Asia region’s operating profit jumped 36.5 percent to ¥2.35 billion in fiscal Q1, after declining in strong double digits in the year-ago period. Gross profit increased on the back of higher sales. The rise in SG&A expenses linked to personnel costs and the launch of the new ERP in January 2024 was more than offset by the increase in gross profit, resulting in higher operating profit.

North America Region
North America region net sales declined 6.1 percent y/y to ¥1.63 billion in fiscal Q1. The company said badminton activities remained solid, particularly in Canada, where many new badminton clubs have been opening. However, sales declined year-over-year, following the strong performance in the prior year driven by post-COVID recovery. Tennis sales reportedly increased due to improved inventory levels and the favorable impact of yen depreciation. Consequently, overall sales declined.

North America’s region operating profit increased 4.9 percent in yen terms to ¥225 million in the first quarter due to an improved gross profit margin and the positive effect of yen depreciation, which offset the increase in personnel and other SG&A expenses.

Europe Region
Europe net sales increased 18.0 percent in yen terms to ¥1.41 billion in the first quarter. In Germany, sales of both badminton and tennis increased. Badminton continued to garner attention due to international tournaments. Also, Yonex tennis racquets continued to be appreciated for their performance and received accolades from a prominent tennis journal for the second year running.

In the U.K., both the badminton and tennis markets reportedly trended solidly, and sales increased due UK in part to the favorable effects of yen depreciation.

Europe region operating profit dipped 0.4 percent in yen terms to ¥135 million after expanding in strong triple digits in the prior-year Q1 period. Gross profit reportedly rose due to higher sales, but SGA expenses such as personnel and advertising and marketing costs also increased, resulting in a slight net decline.

Income Statement Summary
Consolidated gross profit was up 15.1 percent for the quarter to ¥14.11 billion.

Total SG&A expenses increased 13.8 percent y/y to ¥10.79 billion.
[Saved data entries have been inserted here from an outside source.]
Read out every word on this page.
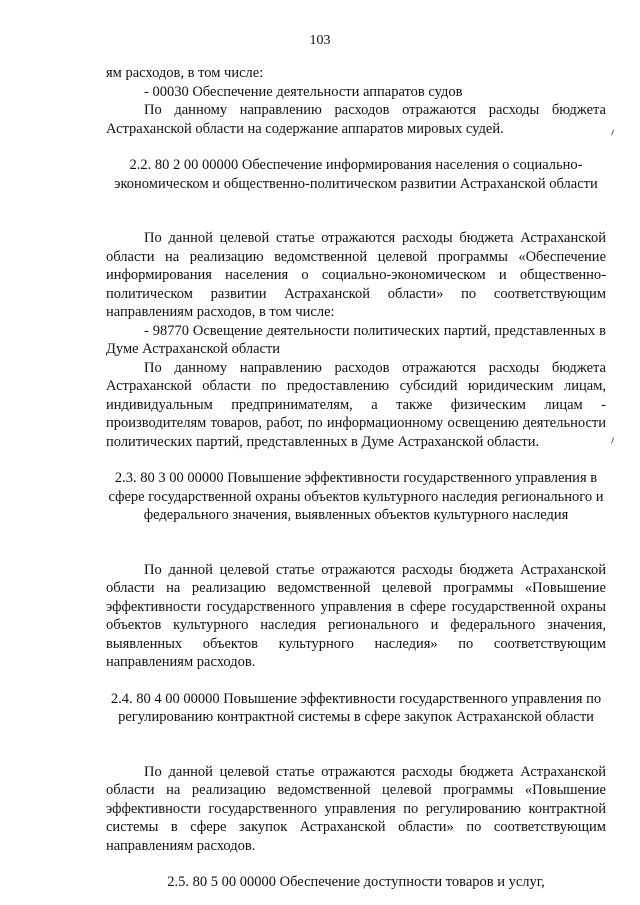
103

ям расходов, в том числе:

- 00030 Обеспечение деятельности аппаратов судов

По данному направлению расходов отражаются расходы бюджета Астраханской области на содержание аппаратов мировых судей.

2.2. 80 2 00 00000 Обеспечение информирования населения о социально-экономическом и общественно-политическом развитии Астраханской области

По данной целевой статье отражаются расходы бюджета Астраханской области на реализацию ведомственной целевой программы «Обеспечение информирования населения о социально-экономическом и общественно-политическом развитии Астраханской области» по соответствующим направлениям расходов, в том числе:

- 98770 Освещение деятельности политических партий, представленных в Думе Астраханской области

По данному направлению расходов отражаются расходы бюджета Астраханской области по предоставлению субсидий юридическим лицам, индивидуальным предпринимателям, а также физическим лицам - производителям товаров, работ, по информационному освещению деятельности политических партий, представленных в Думе Астраханской области.

2.3. 80 3 00 00000 Повышение эффективности государственного управления в сфере государственной охраны объектов культурного наследия регионального и федерального значения, выявленных объектов культурного наследия

По данной целевой статье отражаются расходы бюджета Астраханской области на реализацию ведомственной целевой программы «Повышение эффективности государственного управления в сфере государственной охраны объектов культурного наследия регионального и федерального значения, выявленных объектов культурного наследия» по соответствующим направлениям расходов.

2.4. 80 4 00 00000 Повышение эффективности государственного управления по регулированию контрактной системы в сфере закупок Астраханской области

По данной целевой статье отражаются расходы бюджета Астраханской области на реализацию ведомственной целевой программы «Повышение эффективности государственного управления по регулированию контрактной системы в сфере закупок Астраханской области» по соответствующим направлениям расходов.

2.5. 80 5 00 00000 Обеспечение доступности товаров и услуг,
Consolidated operating profit increased 19.6 percent y/y in yen terms to ¥3.32 billion in the three-month period ended June 30, 2024. The company said the increase in operating profit was driven by a combination of higher sales and improved gross profit margin mainly in the Japan segment. These gains more than offset the rise in SGA expenses, which included system-related expenditures and other expenses linked to global IT reinforcement, depreciation costs, and personnel costs.

Net profit increased 15.4 percent y/y to ¥2.80 billion in the fiscal first quarter. Earnings per share rose ¥4.51 to ¥32.33 for the quarter, compared to 27.82 per share in the fiscal 2024 first quarter.

Inventory
Inventory was down year-over-year at quarter-end. Inventory was ¥17.72 billion on June 30, compared to ¥18.64 billion on at the end of the 2024 first quarter.

Outlook
Looking ahead, Yonex said it expects to maintain moderate growth and increase revenues and profits, while making investments to achieve mid- to long-term growth in line with its Global Growth Strategy (GGS).
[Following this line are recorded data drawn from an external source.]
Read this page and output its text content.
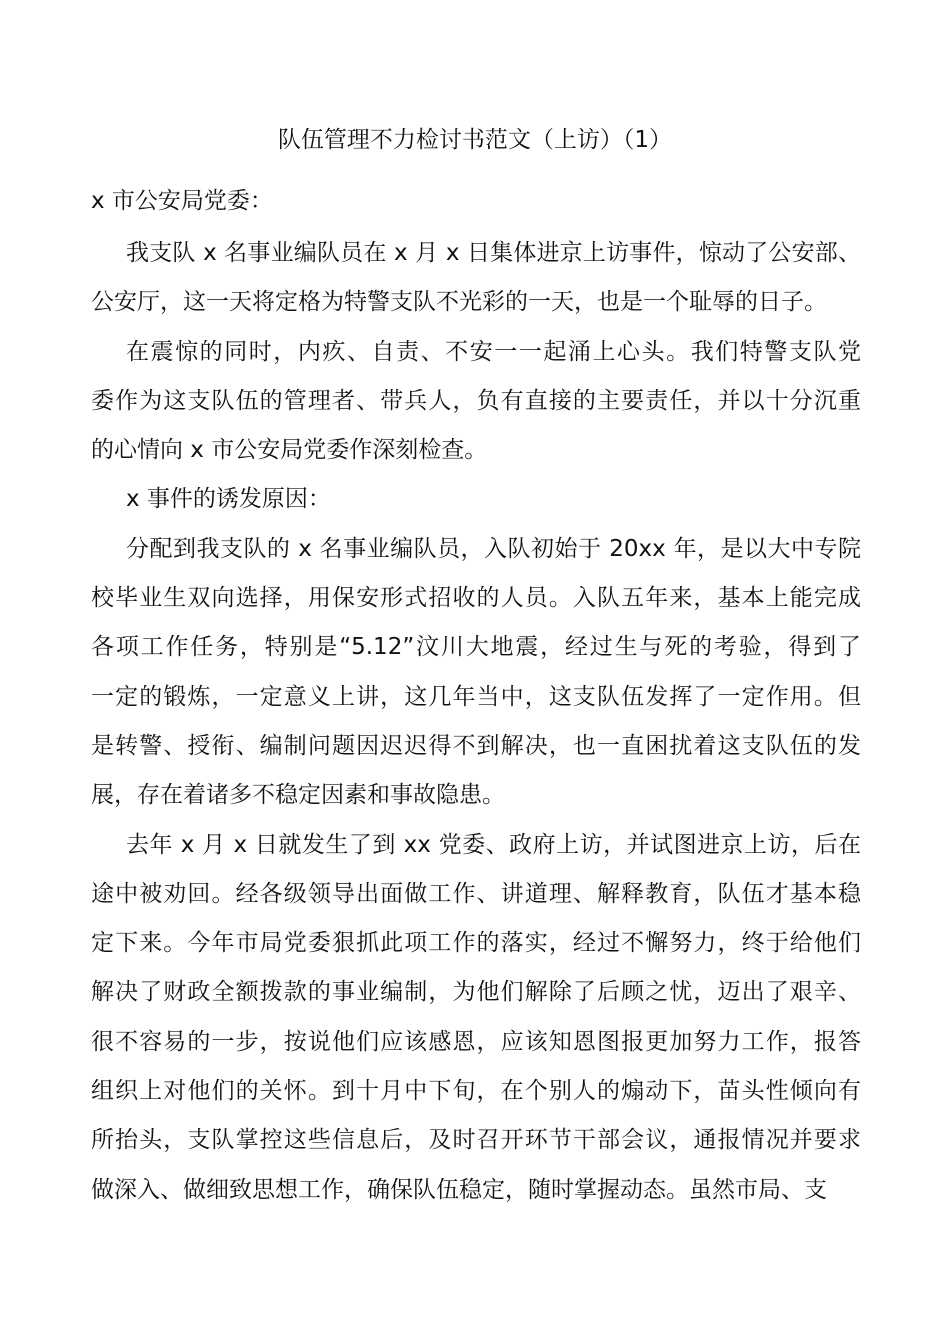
队伍管理不力检讨书范文（上访）（1）
x 市公安局党委：
我支队 x 名事业编队员在 x 月 x 日集体进京上访事件，惊动了公安部、
公安厅，这一天将定格为特警支队不光彩的一天，也是一个耻辱的日子。
在震惊的同时，内疚、自责、不安一一起涌上心头。我们特警支队党
委作为这支队伍的管理者、带兵人，负有直接的主要责任，并以十分沉重
的心情向 x 市公安局党委作深刻检查。
x 事件的诱发原因：
分配到我支队的 x 名事业编队员，入队初始于 20xx 年，是以大中专院
校毕业生双向选择，用保安形式招收的人员。入队五年来，基本上能完成
各项工作任务，特别是“5.12”汶川大地震，经过生与死的考验，得到了
一定的锻炼，一定意义上讲，这几年当中，这支队伍发挥了一定作用。但
是转警、授衔、编制问题因迟迟得不到解决，也一直困扰着这支队伍的发
展，存在着诸多不稳定因素和事故隐患。
去年 x 月 x 日就发生了到 xx 党委、政府上访，并试图进京上访，后在
途中被劝回。经各级领导出面做工作、讲道理、解释教育，队伍才基本稳
定下来。今年市局党委狠抓此项工作的落实，经过不懈努力，终于给他们
解决了财政全额拨款的事业编制，为他们解除了后顾之忧，迈出了艰辛、
很不容易的一步，按说他们应该感恩，应该知恩图报更加努力工作，报答
组织上对他们的关怀。到十月中下旬，在个别人的煽动下，苗头性倾向有
所抬头，支队掌控这些信息后，及时召开环节干部会议，通报情况并要求
做深入、做细致思想工作，确保队伍稳定，随时掌握动态。虽然市局、支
Although the external environment remains uncertain, according to the company, the number of people engaging in sports is expected to continue rising globally as people become more aware of the importance of sports in maintaining their health.

Investments in marketing and human resources are expected to increase over the mid- to long-term, as well as amortization and depreciation of capital expenditures to reinforce the company’s IT and manufacturing functions.

Fiscal 2025 full-year net sales are expected to rise 8.2 percent to ¥126.0 billion for the year ending March 31, 2025, compared to ¥126.0 billion in fiscal 2024. Operating income is is forecast to be up 7.7 percent for the year to ¥12.5 billion, or 9.9 percent of net sales, compared to ¥11.6 billion, or 10.0 percent of sales for the period ended March 31, 2024. Net income is forecasted at ¥9.3 billion for the full fiscal year ending March 31, 2025, a 5.0 percent increase over fiscal 2024 results.